— from By Night in Chile, by Roberto Bolaño.The following days were strange. It was as is until then we had all been dreaming and had suddenly woken to real life, although occasionally it seemed to be the other way round, as if we had all been plunged into a dream. And we went on living day by day in accordance with the abnormal conventions of the dream-world: anything can happen and whatever happens the dreamer accepts it. Movement works differently. We move like gazelles or the way gazelles move in a tiger's dream. We move like a painting by Vassarely. We move as if we had no shadows and were unperturbed by that appalling fact. We speak. We eat. But underneath we are trying not to realize that we are speaking and eating.
Zebra, by Victor Vasarely
[Who'd've thought that Bolaño's description upon the toppling of Allende's government would be so apt in conveying how it feels for an 18-year relationship to end.]
I reread this book for book club; in fact, I'd suggested it. What strikes me now is that for a book whose jacket copy touts the "clandestine view of the strange bedfellows of Church and State in Chile," there's remarkably little church in this novel, and not very much politics either. The politics that are there are presented nonjudgmentally; it'd be impossible to peg the narrator, or the author, as a leftist or otherwise on the basis of this text.

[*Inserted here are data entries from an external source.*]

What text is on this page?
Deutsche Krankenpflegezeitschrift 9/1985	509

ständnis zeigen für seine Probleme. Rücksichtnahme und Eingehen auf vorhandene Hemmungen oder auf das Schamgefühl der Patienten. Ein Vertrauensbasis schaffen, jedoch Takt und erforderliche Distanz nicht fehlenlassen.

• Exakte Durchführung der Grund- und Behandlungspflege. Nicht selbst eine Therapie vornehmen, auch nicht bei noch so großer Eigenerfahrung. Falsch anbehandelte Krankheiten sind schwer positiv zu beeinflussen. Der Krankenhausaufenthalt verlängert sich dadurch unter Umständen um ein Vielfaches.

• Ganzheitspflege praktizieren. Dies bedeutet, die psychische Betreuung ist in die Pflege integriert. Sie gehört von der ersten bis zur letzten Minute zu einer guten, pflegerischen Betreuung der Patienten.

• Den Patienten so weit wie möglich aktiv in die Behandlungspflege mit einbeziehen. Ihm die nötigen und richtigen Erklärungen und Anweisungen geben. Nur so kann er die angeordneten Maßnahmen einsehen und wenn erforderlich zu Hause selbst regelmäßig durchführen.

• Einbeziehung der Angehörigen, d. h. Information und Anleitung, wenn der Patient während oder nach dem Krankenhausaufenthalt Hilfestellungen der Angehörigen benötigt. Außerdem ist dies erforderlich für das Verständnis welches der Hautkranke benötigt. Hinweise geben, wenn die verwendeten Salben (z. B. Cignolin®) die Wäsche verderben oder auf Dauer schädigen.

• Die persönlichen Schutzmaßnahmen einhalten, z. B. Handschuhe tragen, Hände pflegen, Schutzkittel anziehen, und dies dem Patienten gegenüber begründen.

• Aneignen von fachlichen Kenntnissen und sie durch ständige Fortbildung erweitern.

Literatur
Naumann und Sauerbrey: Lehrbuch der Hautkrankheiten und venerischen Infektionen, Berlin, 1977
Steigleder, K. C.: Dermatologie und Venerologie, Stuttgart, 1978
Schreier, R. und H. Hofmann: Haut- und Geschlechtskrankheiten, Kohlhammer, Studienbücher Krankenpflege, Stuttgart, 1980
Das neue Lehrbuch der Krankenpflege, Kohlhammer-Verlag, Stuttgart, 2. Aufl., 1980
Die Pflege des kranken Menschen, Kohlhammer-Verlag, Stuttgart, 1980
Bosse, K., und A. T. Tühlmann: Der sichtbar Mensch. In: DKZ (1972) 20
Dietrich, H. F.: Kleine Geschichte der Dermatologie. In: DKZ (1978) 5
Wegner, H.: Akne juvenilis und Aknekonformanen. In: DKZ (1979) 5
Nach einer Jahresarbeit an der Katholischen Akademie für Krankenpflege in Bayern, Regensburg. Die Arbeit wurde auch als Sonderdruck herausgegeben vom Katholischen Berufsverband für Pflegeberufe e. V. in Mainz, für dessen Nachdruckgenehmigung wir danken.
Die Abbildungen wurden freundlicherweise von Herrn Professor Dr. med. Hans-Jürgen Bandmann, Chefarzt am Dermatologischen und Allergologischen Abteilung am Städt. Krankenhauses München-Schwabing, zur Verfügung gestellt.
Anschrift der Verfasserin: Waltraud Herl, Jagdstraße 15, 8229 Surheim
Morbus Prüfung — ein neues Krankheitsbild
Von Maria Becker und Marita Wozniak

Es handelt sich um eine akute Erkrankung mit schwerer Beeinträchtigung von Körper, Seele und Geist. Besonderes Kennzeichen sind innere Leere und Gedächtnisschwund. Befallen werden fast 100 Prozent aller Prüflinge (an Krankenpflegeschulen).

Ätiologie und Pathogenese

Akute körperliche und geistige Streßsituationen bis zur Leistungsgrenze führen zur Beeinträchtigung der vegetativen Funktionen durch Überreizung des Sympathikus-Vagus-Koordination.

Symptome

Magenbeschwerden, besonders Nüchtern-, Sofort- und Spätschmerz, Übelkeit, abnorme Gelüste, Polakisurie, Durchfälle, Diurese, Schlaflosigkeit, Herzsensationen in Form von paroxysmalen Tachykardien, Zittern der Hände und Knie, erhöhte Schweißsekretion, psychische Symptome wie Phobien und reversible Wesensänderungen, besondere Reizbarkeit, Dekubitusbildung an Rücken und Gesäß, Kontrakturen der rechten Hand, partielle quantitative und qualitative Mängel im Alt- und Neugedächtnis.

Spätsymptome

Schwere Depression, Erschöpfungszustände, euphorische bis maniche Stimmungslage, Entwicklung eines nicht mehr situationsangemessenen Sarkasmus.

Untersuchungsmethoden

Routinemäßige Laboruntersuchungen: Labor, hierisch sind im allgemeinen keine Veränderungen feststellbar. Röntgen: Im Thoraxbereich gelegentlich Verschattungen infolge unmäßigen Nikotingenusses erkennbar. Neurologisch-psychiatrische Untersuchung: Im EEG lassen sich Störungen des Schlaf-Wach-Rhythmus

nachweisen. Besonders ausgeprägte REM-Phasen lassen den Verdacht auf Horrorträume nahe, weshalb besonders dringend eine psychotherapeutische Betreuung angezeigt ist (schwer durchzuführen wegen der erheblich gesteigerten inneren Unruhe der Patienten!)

It strikes me also that this novella is in many way 2666 in miniature, with its lit critics and German writers, spaceships (yes) and labyrinthine torture basements. "An assortment of fruits and vegetables worthy of Archimboldo." The cultivation of art alongside some horror.
What the narrator expresses in the excerpt above, as well as in some of the anecdotes throughout the book — in particular, that of the Guatemalan painter in Paris, and the shoemaker whose dream of Heroes' Hill became his own crypt — where lassitude meets boredom, and a glimpse of immortality catalyzes it into some form of existential ennui, is some infernal detachment haunted by a secret knowledge. "That's how literature is made."
"It's good to love. It's bad to be impressionable."